Throughout this summer, I have been ridiculously busy. I taught summer school –I so needed the money. But it allowed me to stay very focused as well. But I am so pleased to have had the great gift of getting a sponsored residency at the Virginia Center for Creative Arts where I placed poems for A Lucent Fire: New and Selected for White Pine Press in one file. Dennis Maloney like every other editor and publisher had to put up with my kvelling (love that Yiddish word). Fortunately, I had my hard copy (books, etc.) because I lost 167 pages that I had worked on for about five-six hours before the cutting and pasting started. I think I cut and pasted over material, but that file DISAPPEARED. The staff at VCCA and the computer folk at Sweet Briar College really helped me. The file could not be recovered, but scanning and re-inputting (another four-five hours) and now the poems are in a word doc and pdf with Mr. Maloney. I also wrote some new poems and completed a commissioned work.
But the best thing about VCCA, about any artists colony is meeting fellow poets, writers, artists and composers. At VCCA, I met Kelle Groom a terrific poet and memoirist. She’s been visiting/living in colonies for over a year as she works on a second memoir. She read three of the memoir pieces that I have been working on and really gave me some wonderful advice. I hope that I will be able to take that advice. I also met two different Black American classical composers there–one lives in Brooklyn and I hope to hear his work in the near future. Nicole Parcher, Ann Ropp and other artists let me in on their process and work. Rod Val Moore and I read our works and drank very delicious gin and tonics on our last night at the Center. Two weeks in a place of mountains heat lightning bees butterflies good people good food hard work. #gratitude
And on September 13, Kristen Gallagher and I will read our works at the Greenpoint Branch of the Brooklyn Public Library noon-2:30 p.m. 107 Norman Ave Leonard Street Brooklyn, NY 718-349-8504
and for the first time I have been invited to participate at
Furious Flower: Seeding the Future Of African-American Poetry James Madison University
And as with many of you, I have been involved with the protests regarding the murders of young Black boys and men and girls and women, particularly at the hands of the police, who are “public servants”. Metta Sama started the Artists Against Police Brutality –a facebook group which has grown and one of the projects was a https://www.facebook.com/artistsforferguson with many art works, poems, reflections, etc. I strongly suggest you check out this work.
Like I said, this has been a very busy summer season for me and I know for you. I am grateful for all the opportunities I have received. I look forward to producing more (if my joints allow). I really do think my Mama is working double time on my behalf and I am so glad she is. She would be proud of the work I did with the commissioned poem.

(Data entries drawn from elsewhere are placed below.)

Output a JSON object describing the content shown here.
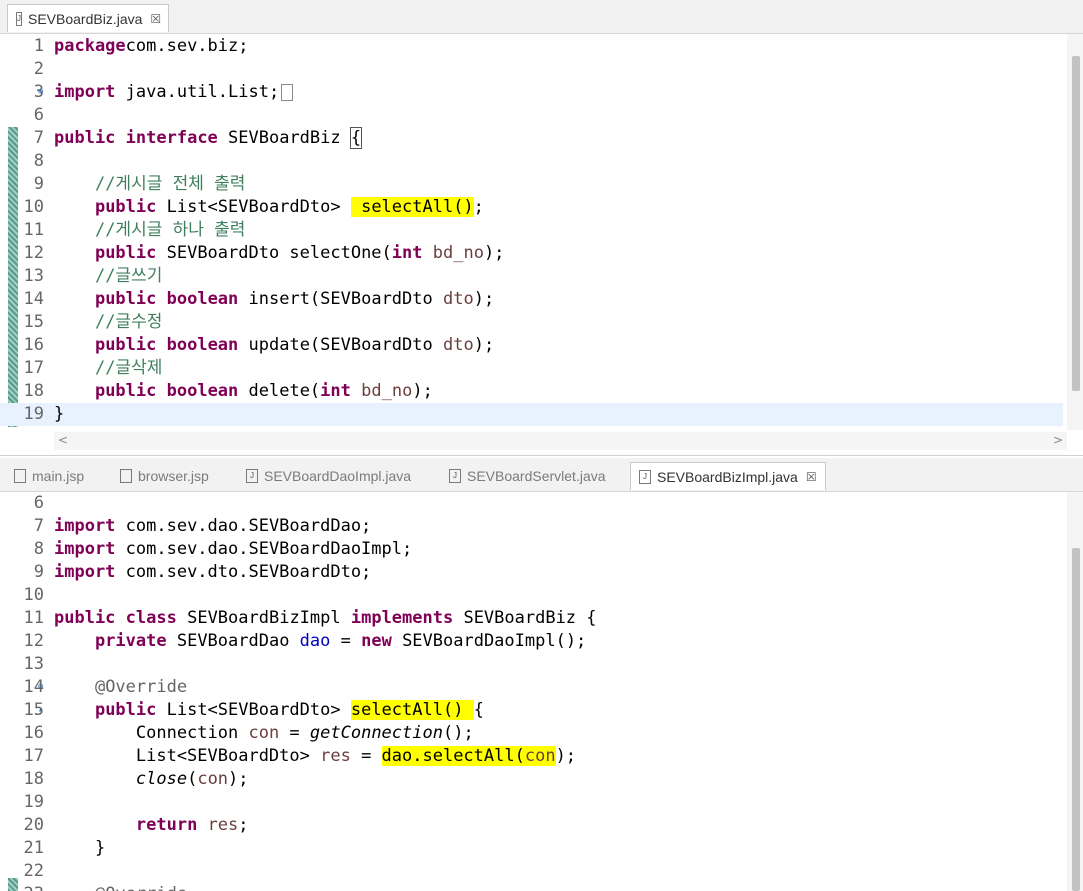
{
  "top_editor": {
    "tab": {
      "label": "SEVBoardBiz.java",
      "close": "☒"
    },
    "lines": [
      {
        "n": "1",
        "mark": "",
        "t": [
          [
            "kw",
            "package"
          ],
          [
            "",
            "com.sev.biz;"
          ]
        ]
      },
      {
        "n": "2",
        "mark": "",
        "t": []
      },
      {
        "n": "3",
        "mark": "⊕",
        "t": [
          [
            "kw",
            "import"
          ],
          [
            "",
            " java.util.List;"
          ]
        ]
      },
      {
        "n": "6",
        "mark": "",
        "t": []
      },
      {
        "n": "7",
        "mark": "",
        "t": [
          [
            "kw",
            "public"
          ],
          [
            "",
            " "
          ],
          [
            "kw",
            "interface"
          ],
          [
            "",
            " SEVBoardBiz "
          ],
          [
            "brace",
            "{"
          ]
        ]
      },
      {
        "n": "8",
        "mark": "",
        "t": []
      },
      {
        "n": "9",
        "mark": "",
        "t": [
          [
            "",
            "    "
          ],
          [
            "cm",
            "//게시글 전체 출력"
          ]
        ]
      },
      {
        "n": "10",
        "mark": "",
        "t": [
          [
            "",
            "    "
          ],
          [
            "kw",
            "public"
          ],
          [
            "",
            " List<SEVBoardDto> "
          ],
          [
            "hl",
            " selectAll()"
          ],
          [
            "",
            ";"
          ]
        ]
      },
      {
        "n": "11",
        "mark": "",
        "t": [
          [
            "",
            "    "
          ],
          [
            "cm",
            "//게시글 하나 출력"
          ]
        ]
      },
      {
        "n": "12",
        "mark": "",
        "t": [
          [
            "",
            "    "
          ],
          [
            "kw",
            "public"
          ],
          [
            "",
            " SEVBoardDto selectOne("
          ],
          [
            "kw",
            "int"
          ],
          [
            "",
            " "
          ],
          [
            "var",
            "bd_no"
          ],
          [
            "",
            ");"
          ]
        ]
      },
      {
        "n": "13",
        "mark": "",
        "t": [
          [
            "",
            "    "
          ],
          [
            "cm",
            "//글쓰기"
          ]
        ]
      },
      {
        "n": "14",
        "mark": "",
        "t": [
          [
            "",
            "    "
          ],
          [
            "kw",
            "public"
          ],
          [
            "",
            " "
          ],
          [
            "kw",
            "boolean"
          ],
          [
            "",
            " insert(SEVBoardDto "
          ],
          [
            "var",
            "dto"
          ],
          [
            "",
            ");"
          ]
        ]
      },
      {
        "n": "15",
        "mark": "",
        "t": [
          [
            "",
            "    "
          ],
          [
            "cm",
            "//글수정"
          ]
        ]
      },
      {
        "n": "16",
        "mark": "",
        "t": [
          [
            "",
            "    "
          ],
          [
            "kw",
            "public"
          ],
          [
            "",
            " "
          ],
          [
            "kw",
            "boolean"
          ],
          [
            "",
            " update(SEVBoardDto "
          ],
          [
            "var",
            "dto"
          ],
          [
            "",
            ");"
          ]
        ]
      },
      {
        "n": "17",
        "mark": "",
        "t": [
          [
            "",
            "    "
          ],
          [
            "cm",
            "//글삭제"
          ]
        ]
      },
      {
        "n": "18",
        "mark": "",
        "t": [
          [
            "",
            "    "
          ],
          [
            "kw",
            "public"
          ],
          [
            "",
            " "
          ],
          [
            "kw",
            "boolean"
          ],
          [
            "",
            " delete("
          ],
          [
            "kw",
            "int"
          ],
          [
            "",
            " "
          ],
          [
            "var",
            "bd_no"
          ],
          [
            "",
            ");"
          ]
        ]
      },
      {
        "n": "19",
        "mark": "",
        "t": [
          [
            "",
            "}"
          ]
        ]
      }
    ],
    "scroll_left": "<",
    "scroll_right": ">"
  },
  "bottom_editor": {
    "tabs": [
      {
        "label": "main.jsp",
        "active": false
      },
      {
        "label": "browser.jsp",
        "active": false
      },
      {
        "label": "SEVBoardDaoImpl.java",
        "active": false
      },
      {
        "label": "SEVBoardServlet.java",
        "active": false
      },
      {
        "label": "SEVBoardBizImpl.java",
        "active": true
      }
    ],
    "close": "☒",
    "lines": [
      {
        "n": "6",
        "mark": "",
        "t": []
      },
      {
        "n": "7",
        "mark": "",
        "t": [
          [
            "kw",
            "import"
          ],
          [
            "",
            " com.sev.dao.SEVBoardDao;"
          ]
        ]
      },
      {
        "n": "8",
        "mark": "",
        "t": [
          [
            "kw",
            "import"
          ],
          [
            "",
            " com.sev.dao.SEVBoardDaoImpl;"
          ]
        ]
      },
      {
        "n": "9",
        "mark": "",
        "t": [
          [
            "kw",
            "import"
          ],
          [
            "",
            " com.sev.dto.SEVBoardDto;"
          ]
        ]
      },
      {
        "n": "10",
        "mark": "",
        "t": []
      },
      {
        "n": "11",
        "mark": "",
        "t": [
          [
            "kw",
            "public"
          ],
          [
            "",
            " "
          ],
          [
            "kw",
            "class"
          ],
          [
            "",
            " SEVBoardBizImpl "
          ],
          [
            "kw",
            "implements"
          ],
          [
            "",
            " SEVBoardBiz {"
          ]
        ]
      },
      {
        "n": "12",
        "mark": "",
        "t": [
          [
            "",
            "    "
          ],
          [
            "kw",
            "private"
          ],
          [
            "",
            " SEVBoardDao "
          ],
          [
            "fld",
            "dao"
          ],
          [
            "",
            " = "
          ],
          [
            "kw",
            "new"
          ],
          [
            "",
            " SEVBoardDaoImpl();"
          ]
        ]
      },
      {
        "n": "13",
        "mark": "",
        "t": []
      },
      {
        "n": "14",
        "mark": "⊖",
        "t": [
          [
            "",
            "    "
          ],
          [
            "an",
            "@Override"
          ]
        ]
      },
      {
        "n": "15",
        "mark": "▴",
        "t": [
          [
            "",
            "    "
          ],
          [
            "kw",
            "public"
          ],
          [
            "",
            " List<SEVBoardDto> "
          ],
          [
            "hl",
            "selectAll() "
          ],
          [
            "",
            "{"
          ]
        ]
      },
      {
        "n": "16",
        "mark": "",
        "t": [
          [
            "",
            "        Connection "
          ],
          [
            "var",
            "con"
          ],
          [
            "",
            " = "
          ],
          [
            "it",
            "getConnection"
          ],
          [
            "",
            "();"
          ]
        ]
      },
      {
        "n": "17",
        "mark": "",
        "t": [
          [
            "",
            "        List<SEVBoardDto> "
          ],
          [
            "var",
            "res"
          ],
          [
            "",
            " = "
          ],
          [
            "hl",
            "dao.selectAll("
          ],
          [
            "hlv",
            "con"
          ],
          [
            "",
            ");"
          ]
        ]
      },
      {
        "n": "18",
        "mark": "",
        "t": [
          [
            "",
            "        "
          ],
          [
            "it",
            "close"
          ],
          [
            "",
            "("
          ],
          [
            "var",
            "con"
          ],
          [
            "",
            ");"
          ]
        ]
      },
      {
        "n": "19",
        "mark": "",
        "t": []
      },
      {
        "n": "20",
        "mark": "",
        "t": [
          [
            "",
            "        "
          ],
          [
            "kw",
            "return"
          ],
          [
            "",
            " "
          ],
          [
            "var",
            "res"
          ],
          [
            "",
            ";"
          ]
        ]
      },
      {
        "n": "21",
        "mark": "",
        "t": [
          [
            "",
            "    }"
          ]
        ]
      },
      {
        "n": "22",
        "mark": "",
        "t": []
      },
      {
        "n": "23",
        "mark": "",
        "t": [
          [
            "",
            "    "
          ],
          [
            "an",
            "@Override"
          ]
        ]
      }
    ]
  }
}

THANKS TO SANDRA PAYNE for making work even while facing many personal and family challenges–through it all she focused on beauty and some of that became the cover for my poetry collection. I am blessed with brilliant, talented, dedicated friends.
Today started gloomy-as if Spring wanted to show that yes it can get chilly and gray and oh so not fun again. So what to do-well I had an appointment to see work by Sandra Payne. www.sandrapayne.com. I’ve known Sandra since the late 1970s’s/early 1980s and we’ve both seen NYC change in some ways for the good/in some ways for the bad. C’est la vie! One thing we have in common w/ a number of Black American and African Diasporic artists is Just Above Midtown Gallery run by the incomparable Linda Bryant, at one time the only contemporary art space devoted to Blacks and other people of color in Tribeca. David Hammons, Senga Nengundi, Lorraine O’Grady, all manner of later to be famous folk got their first major gallery shows there. There were sightings of DeNiro (never saw him), et al. But mostly there was a powerful committed to conceptualism by Blacks and installation work and stuff that wasn’t seen as “Black” i.e. THE AVANT GARDE. As someone who had been in the East Village from day one of my journey in NYC, I was used to Bohemia, to conceptualism, to installation, performance art–it was simply refreshing to see the artists be pretty much the same color as me!
So back to Sandra–she’s an artist who has been working in a combination of the accretted–elaborate manipulated sculpture pieces made of colored aluminum or collages that explore our fascination w/ luxery items: pearls, jewels in patterns and colors that seem like an explosion of displays from Cartier, Tiffany’s or DeBeers. And then there are the items from the natural world-driftwood and minerals and feathers–what she does with peacock feathers is magical. This in an apartment the size of a NYC EV studio, but one w/ high ceilings (thank God for height) so there are cabinets of wonders–each time she opened a drawer, it was a surprise. And she has collections of mid-century Americana; Black memorabilia; copper utensils; and beautiful boxes with items that will one day find a way to be exhibited in just the way she wants them to be. Years ago, I saw a work of hers which alas could not be reproduced for a book cover, but it was of a circle of black tulle with different hued gems–a kind of storm of desire. Her capacity to organize all of these materials and make a space that is comfortable and full of delight is why she is so very special to we who are her friends and admirers.
My visit was to see work that may (hopefully) adorn the cover of my new and selected which may be called The Perfect Lipstick or The City Proper or At the Fringe of Town–don’t know just yet. So today’s outside gloom was met with explosions of beauty, radiance, commentary on African American history–didn’t talk about her use of Black memoriabilia–and I am so grateful that she is one of the artists that were part of that unruly band that started out at Just Above Midtown. She may not be as known as many of her compadres from back in the day, but she is deeply committed to making work of intense beauty and wit. I am really looking forward to what is on that cover for my White Pine Press volume.